La Révolte, une tragédie humaine
Un affrontement de haut vol entre deux comédiens viscéralement impliqués et un texte sublime sur les désastres de l’argent et la condition féminine. Eminemment d’actualité.
Alors qu’il épluche les comptes en présence de son épouse, un banquier, tel la Perette de La Fontaine, prophétise sur les investissements qu’il fera sur le dos des locataires trop pauvres pour le payer et donc expulsés. Il se voit déjà prenant du bon temps dans les théâtres, sa chère et tendre à son bras comme le plus sûr des faire-valoir. C’est alors que celle-ci coupe court à ses mirifiques réjouissances en lui annonçant qu’elle le quitte.
Auguste de Villiers de l’Isle-Adam écrit cette tragédie sur le pouvoir de l’argent en 1870. Quatre ans après que Dostoïevski eut fait estourbir à la hache une usurière par Raskolnikov mais bien avant le pamphlet de Zola, antépénultième volume des Rougon-Macquart. Et si la cupidité et l’avarice avaient déjà de belles lettres au Panthéon de la littérature (ne citons que Balzac et son pingre de Grandet), La Révolte n’en est pas moins révolutionnaire pour son époque, ce qui la rend éminemment moderne, allant jusqu’à résonner d’un écho tout particulier en ces jours où l’on parle tant de ce mal nécessaire mais aussi d’égalité des sexes.
Villiers de l’Isle-Adam, ce féministe
L’écriture est admirable, les formules choc se succèdent, les mots claquent comme des sentences. C’est un réquisitoire contre l’oppression, l’asservissement liberticide. Mais c’est également et avant tout une tragédie humaine.
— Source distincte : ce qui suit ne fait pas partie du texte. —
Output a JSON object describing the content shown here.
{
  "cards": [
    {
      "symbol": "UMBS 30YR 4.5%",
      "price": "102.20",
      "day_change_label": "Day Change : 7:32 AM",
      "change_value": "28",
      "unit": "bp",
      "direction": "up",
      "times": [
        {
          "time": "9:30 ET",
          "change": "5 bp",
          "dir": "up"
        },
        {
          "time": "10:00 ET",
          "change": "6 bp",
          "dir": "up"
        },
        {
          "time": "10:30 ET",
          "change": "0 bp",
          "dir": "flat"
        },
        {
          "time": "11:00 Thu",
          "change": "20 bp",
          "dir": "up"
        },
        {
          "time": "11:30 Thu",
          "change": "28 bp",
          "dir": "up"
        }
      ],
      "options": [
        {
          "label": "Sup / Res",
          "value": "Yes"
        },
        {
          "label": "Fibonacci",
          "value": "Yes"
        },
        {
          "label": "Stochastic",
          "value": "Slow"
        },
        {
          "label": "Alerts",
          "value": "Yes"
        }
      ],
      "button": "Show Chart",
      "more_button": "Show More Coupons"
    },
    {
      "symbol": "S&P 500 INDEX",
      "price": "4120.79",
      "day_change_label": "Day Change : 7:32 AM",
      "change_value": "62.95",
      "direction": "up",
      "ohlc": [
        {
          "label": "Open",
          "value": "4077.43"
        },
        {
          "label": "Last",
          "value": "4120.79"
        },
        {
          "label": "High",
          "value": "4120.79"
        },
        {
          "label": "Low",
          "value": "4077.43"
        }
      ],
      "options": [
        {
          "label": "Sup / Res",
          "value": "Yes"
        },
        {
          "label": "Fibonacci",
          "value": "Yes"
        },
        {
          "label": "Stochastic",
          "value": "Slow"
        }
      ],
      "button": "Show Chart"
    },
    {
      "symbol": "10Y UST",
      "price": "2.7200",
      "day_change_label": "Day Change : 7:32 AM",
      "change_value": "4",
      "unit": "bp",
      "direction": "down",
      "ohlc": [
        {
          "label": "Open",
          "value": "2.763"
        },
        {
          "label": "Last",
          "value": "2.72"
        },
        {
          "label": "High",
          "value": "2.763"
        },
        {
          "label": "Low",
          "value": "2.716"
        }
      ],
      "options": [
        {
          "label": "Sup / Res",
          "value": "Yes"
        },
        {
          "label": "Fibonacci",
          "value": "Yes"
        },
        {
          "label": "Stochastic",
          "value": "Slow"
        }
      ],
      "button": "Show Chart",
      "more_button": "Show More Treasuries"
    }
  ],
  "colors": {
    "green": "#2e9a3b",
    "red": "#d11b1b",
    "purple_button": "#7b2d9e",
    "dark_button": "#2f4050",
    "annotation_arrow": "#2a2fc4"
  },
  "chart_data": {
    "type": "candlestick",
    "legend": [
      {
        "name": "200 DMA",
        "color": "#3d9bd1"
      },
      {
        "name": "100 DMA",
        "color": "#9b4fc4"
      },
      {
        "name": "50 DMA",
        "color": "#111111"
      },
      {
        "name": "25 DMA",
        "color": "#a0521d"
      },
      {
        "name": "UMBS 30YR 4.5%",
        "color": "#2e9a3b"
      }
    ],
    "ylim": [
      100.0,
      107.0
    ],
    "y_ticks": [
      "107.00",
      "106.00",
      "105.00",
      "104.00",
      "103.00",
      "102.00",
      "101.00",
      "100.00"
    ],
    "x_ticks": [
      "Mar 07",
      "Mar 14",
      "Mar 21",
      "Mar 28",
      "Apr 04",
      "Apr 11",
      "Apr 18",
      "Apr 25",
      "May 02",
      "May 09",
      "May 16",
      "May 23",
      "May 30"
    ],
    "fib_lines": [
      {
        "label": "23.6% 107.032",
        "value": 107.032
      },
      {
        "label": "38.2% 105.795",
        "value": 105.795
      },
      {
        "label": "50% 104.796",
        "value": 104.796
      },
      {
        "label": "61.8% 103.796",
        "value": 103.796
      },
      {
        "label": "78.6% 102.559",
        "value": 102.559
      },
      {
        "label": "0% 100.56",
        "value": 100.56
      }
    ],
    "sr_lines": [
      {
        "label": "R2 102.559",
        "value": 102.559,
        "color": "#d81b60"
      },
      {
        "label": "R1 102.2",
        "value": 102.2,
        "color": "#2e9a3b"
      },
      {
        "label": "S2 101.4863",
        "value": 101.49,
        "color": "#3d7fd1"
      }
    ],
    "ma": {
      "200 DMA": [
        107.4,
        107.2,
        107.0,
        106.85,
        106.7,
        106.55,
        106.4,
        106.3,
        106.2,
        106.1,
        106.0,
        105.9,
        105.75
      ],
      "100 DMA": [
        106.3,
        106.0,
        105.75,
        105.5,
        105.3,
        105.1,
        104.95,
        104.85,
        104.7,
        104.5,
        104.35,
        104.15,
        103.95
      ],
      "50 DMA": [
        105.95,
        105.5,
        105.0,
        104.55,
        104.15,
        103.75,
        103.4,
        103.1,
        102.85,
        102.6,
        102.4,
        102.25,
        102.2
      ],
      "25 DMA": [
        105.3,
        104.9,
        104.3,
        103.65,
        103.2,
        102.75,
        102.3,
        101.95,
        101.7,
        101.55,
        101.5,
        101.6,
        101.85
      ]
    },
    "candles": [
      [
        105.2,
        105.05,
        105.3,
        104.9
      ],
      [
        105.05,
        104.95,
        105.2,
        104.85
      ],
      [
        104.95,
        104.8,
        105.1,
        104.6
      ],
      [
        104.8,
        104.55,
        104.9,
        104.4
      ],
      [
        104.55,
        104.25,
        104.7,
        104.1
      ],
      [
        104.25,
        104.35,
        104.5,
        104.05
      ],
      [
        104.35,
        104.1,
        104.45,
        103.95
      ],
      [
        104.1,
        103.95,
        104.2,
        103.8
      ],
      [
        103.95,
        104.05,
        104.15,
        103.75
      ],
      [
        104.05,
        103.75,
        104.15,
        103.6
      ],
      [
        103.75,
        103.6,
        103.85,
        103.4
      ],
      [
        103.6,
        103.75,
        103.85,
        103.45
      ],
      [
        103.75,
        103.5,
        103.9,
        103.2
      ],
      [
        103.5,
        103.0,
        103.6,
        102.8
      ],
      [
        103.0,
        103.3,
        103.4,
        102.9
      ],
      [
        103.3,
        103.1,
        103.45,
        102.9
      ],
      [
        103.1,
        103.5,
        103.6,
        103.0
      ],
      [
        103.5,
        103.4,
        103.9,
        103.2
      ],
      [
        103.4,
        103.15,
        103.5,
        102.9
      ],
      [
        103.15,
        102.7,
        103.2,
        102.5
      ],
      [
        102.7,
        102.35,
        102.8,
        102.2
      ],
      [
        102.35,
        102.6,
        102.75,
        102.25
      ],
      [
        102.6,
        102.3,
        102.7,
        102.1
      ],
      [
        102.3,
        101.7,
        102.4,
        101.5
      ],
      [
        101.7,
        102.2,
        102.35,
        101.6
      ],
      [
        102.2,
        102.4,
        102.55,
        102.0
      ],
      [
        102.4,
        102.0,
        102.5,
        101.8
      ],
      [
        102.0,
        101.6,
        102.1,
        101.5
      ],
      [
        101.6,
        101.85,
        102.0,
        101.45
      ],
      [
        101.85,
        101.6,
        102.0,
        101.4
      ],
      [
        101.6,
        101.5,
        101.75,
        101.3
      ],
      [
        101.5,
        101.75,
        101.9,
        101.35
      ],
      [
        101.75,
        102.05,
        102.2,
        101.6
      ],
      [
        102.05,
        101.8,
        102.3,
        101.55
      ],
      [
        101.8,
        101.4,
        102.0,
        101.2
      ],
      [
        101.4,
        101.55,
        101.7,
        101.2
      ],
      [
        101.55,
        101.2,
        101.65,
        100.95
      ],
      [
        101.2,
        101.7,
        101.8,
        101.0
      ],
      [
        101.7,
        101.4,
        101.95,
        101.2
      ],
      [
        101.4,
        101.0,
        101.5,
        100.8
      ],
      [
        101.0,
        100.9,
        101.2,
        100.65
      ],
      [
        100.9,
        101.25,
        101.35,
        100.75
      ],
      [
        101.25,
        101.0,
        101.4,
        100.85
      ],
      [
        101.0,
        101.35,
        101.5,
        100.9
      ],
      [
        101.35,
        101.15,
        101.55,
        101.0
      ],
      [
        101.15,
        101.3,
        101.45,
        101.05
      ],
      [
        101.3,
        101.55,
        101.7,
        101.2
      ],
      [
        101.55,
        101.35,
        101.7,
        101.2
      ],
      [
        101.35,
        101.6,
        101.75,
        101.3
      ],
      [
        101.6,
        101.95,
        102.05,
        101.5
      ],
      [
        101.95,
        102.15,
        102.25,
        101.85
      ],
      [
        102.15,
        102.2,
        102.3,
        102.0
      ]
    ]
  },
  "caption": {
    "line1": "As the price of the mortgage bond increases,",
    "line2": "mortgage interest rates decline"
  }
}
Celle d’une femme, Icare d’une époque où les héroïnes, à s’être trop approchées du soleil de la liberté, se jettent sous un train pour fuir la bien-pensance.
C’est Julie-Marie Parmentier qui s’empare avec sa phénoménale capacité de jeu de ce texte admirable. L’ancienne pensionnaire de la Comédie Française que les cinéphiles n’auront pas manquée notamment chez Jean-Pierre Denis (« Les blessures assassines ») livre une performance qui semble charrier toute la souffrance faite aux femmes depuis la nuit des temps, leur donner la parole en libérant la sienne. Secondée par l’excellent Olivier Cruveiller, elle hisse ce spectacle à la mise en scène discrète vers le prix d’excellence.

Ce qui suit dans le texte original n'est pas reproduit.